Independentemente do tipo de intervenção, é inaceitável que o sistema de saúde se desvie dos princípios fundamentais de acolhimento humano e respeito às mulheres em situação de gestação ou abortamento. O cuidado social pela mulher grávida, refletido em prioridades garantidas por lei e normas educacionais, deve ser estendido de maneira equitativa a todas as situações, especialmente quando a gravidez envolve circunstâncias traumáticas, como ser vítima de estupro, enfrentar a perda de um feto anencéfalo, ou lidar com o risco de morte devido à sobrecarga hemodinâmica.
Da mesma forma, os serviços especializados não devem restringir o trabalho dos médicos que, agindo dentro da legalidade, realizam abortos permitidos por lei no Brasil. O útero, sob os impactos éticos, morais e legais, é um tema que exige a participação ativa da Bioética, que proporciona uma estrutura para assegurar que as decisões e práticas de saúde respeitem a dignidade e os direitos das mulheres.
Dúvidas, desafios e conflitos acontecem frequentemente em situações passíveis de apreciação multidimensional como no caso de abortamento legal. Vaivéns requerem acompanhamentos qualificados, idealmente transdisciplinares, e visam a uma climatização do ambiente com a sabedoria de muita calma e firmeza nesta hora.
A Bioética da Beira do leito entende que são inadmissíveis comportamentos profissionais na área da Saúde contaminados por estigmatizações ou discriminações. Afinal, trata-se de seres humanos cuidando de outros seres
humanos, incluindo aqueles ainda não nascidos, e isso ocorre na medicina há 26 séculos, desde que Hipócrates transferiu a responsabilidade dos deuses gregos para os próprios médicos, trazendo as orientações das alturas para os pés no chão, voltadas para uma visão mais objetiva e prática.
A heteronomia dominou por séculos – O enfermo deve implícita obediência às prescrições medicas, as quais não lhe é permitido alterar de maneira alguma; igual regra é aplicada ao regime dietético, ao exercício e qualquer outras indicações higiênicas que o facultativo creia necessário impor-lhe (Código de moral médica 1929), mas, atualmente, a autonomia ganhou status prioritário – É vedado ao médico desrespeitar o direito do paciente ou de seu representante legal de decidir livremente sobre a execução de práticas diagnósticas ou terapêuticas, salvo em caso de iminente risco de morte (Código de Ética médica vigente).
Discorrer, com evidências, os aspectos humanos relacionados à presença de um concepto no útero se depara com o fato de que ninguém se lembra de ter estado no útero por meses – acredita-se que o desenvolvimento da memória de longo prazo só comece por volta dos três anos de idade. Essa ausência da lembrança contribui para a falta de consenso sobre as interfaces entre embrião, feto e o conceito de vida. Embora seja complexo, não é inadmissível fazer analogias entre o entendimento atual de morte encefálica e as discussões sobre nascimento encefálico. A visão sobre a anencefalia reforça a ideia de natimorto ou justifica a antecipação do parto por motivos terapêuticos.
Há cerca de 100 anos, o teólogo Paul Max Fritz Jahr (1895-1965) pregou: Respeita todo ser vivo essencialmente como um fim em si mesmo e trata-o, se possível, como tal.
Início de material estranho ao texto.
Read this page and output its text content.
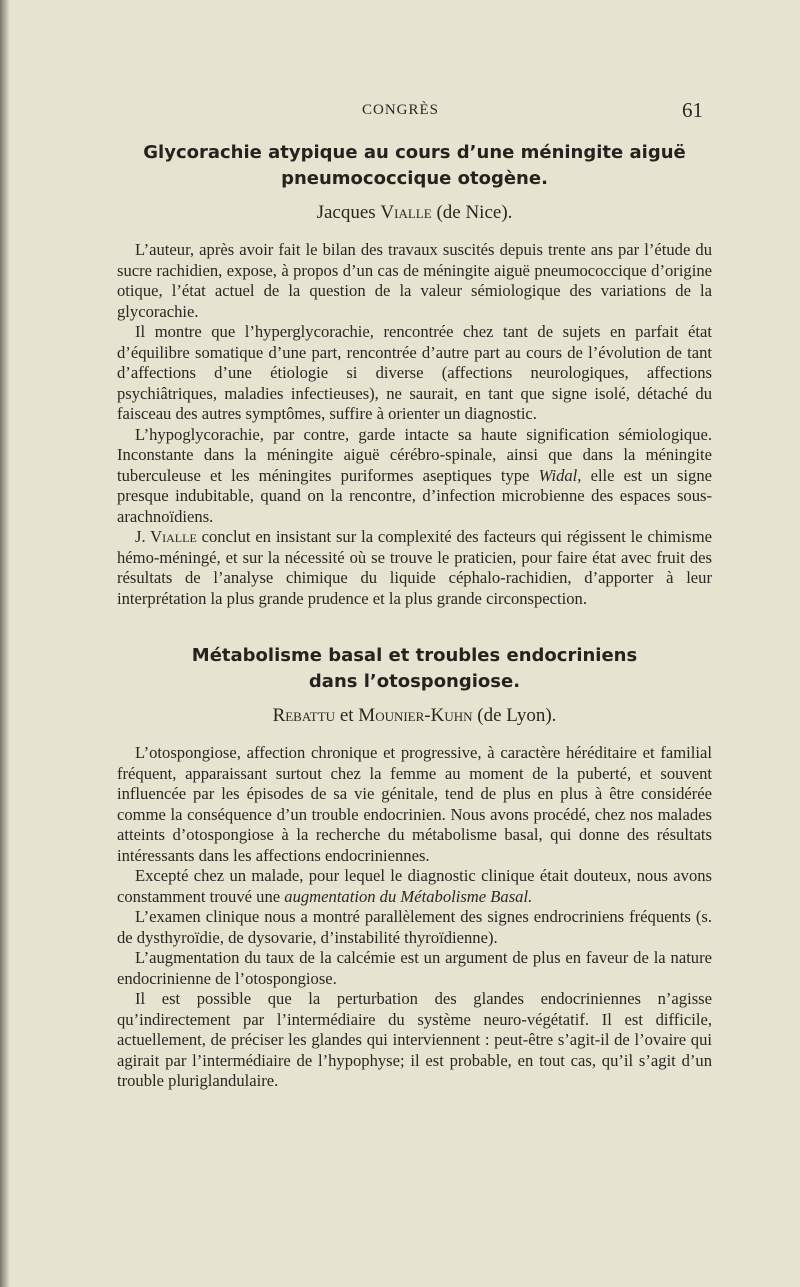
CONGRÈS	61
Glycorachie atypique au cours d’une méningite aiguë
pneumococcique otogène.
Jacques Vialle (de Nice).

L’auteur, après avoir fait le bilan des travaux suscités depuis trente ans par l’étude du sucre rachidien, expose, à propos d’un cas de méningite aiguë pneumococcique d’origine otique, l’état actuel de la question de la valeur sémiologique des variations de la glycorachie.

Il montre que l’hyperglycorachie, rencontrée chez tant de sujets en parfait état d’équilibre somatique d’une part, rencontrée d’autre part au cours de l’évolution de tant d’affections d’une étiologie si diverse (affections neurologiques, affections psychiâtriques, maladies infectieuses), ne saurait, en tant que signe isolé, détaché du faisceau des autres symptômes, suffire à orienter un diagnostic.

L’hypoglycorachie, par contre, garde intacte sa haute signification sémiologique. Inconstante dans la méningite aiguë cérébro-spinale, ainsi que dans la méningite tuberculeuse et les méningites puriformes aseptiques type Widal, elle est un signe presque indubitable, quand on la rencontre, d’infection microbienne des espaces sous-arachnoïdiens.

J. Vialle conclut en insistant sur la complexité des facteurs qui régissent le chimisme hémo-méningé, et sur la nécessité où se trouve le praticien, pour faire état avec fruit des résultats de l’analyse chimique du liquide céphalo-rachidien, d’apporter à leur interprétation la plus grande prudence et la plus grande circonspection.

Métabolisme basal et troubles endocriniens
dans l’otospongiose.
Rebattu et Mounier-Kuhn (de Lyon).

L’otospongiose, affection chronique et progressive, à caractère héréditaire et familial fréquent, apparaissant surtout chez la femme au moment de la puberté, et souvent influencée par les épisodes de sa vie génitale, tend de plus en plus à être considérée comme la conséquence d’un trouble endocrinien. Nous avons procédé, chez nos malades atteints d’otospongiose à la recherche du métabolisme basal, qui donne des résultats intéressants dans les affections endocriniennes.

Excepté chez un malade, pour lequel le diagnostic clinique était douteux, nous avons constamment trouvé une augmentation du Métabolisme Basal.

L’examen clinique nous a montré parallèlement des signes endrocriniens fréquents (s. de dysthyroïdie, de dysovarie, d’instabilité thyroïdienne).

L’augmentation du taux de la calcémie est un argument de plus en faveur de la nature endocrinienne de l’otospongiose.

Il est possible que la perturbation des glandes endocriniennes n’agisse qu’indirectement par l’intermédiaire du système neuro-végétatif. Il est difficile, actuellement, de préciser les glandes qui interviennent : peut-être s’agit-il de l’ovaire qui agirait par l’intermédiaire de l’hypophyse; il est probable, en tout cas, qu’il s’agit d’un trouble pluriglandulaire.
Publicou como um Imperativo Bioético e assim, lançou as bases para a criação da Bioética. A abrangência e a profundidade do se possível são instigantes.
É auspicioso que, em 2024, um ano marcado por várias discussões sobre a violência de gênero, especialmente contra mulheres em fase reprodutiva e também contra o meio ambiente – violências estas que afetam negativamente as matrizes humanas e naturais e comprometem a continuidade das gerações futuras – o tema do Dia Mundial da Bioética (19 de outubro) seja Não à discriminação e à estigmatização. Útero e meio ambiente de mãos dadas, sob o interesse da Bioética!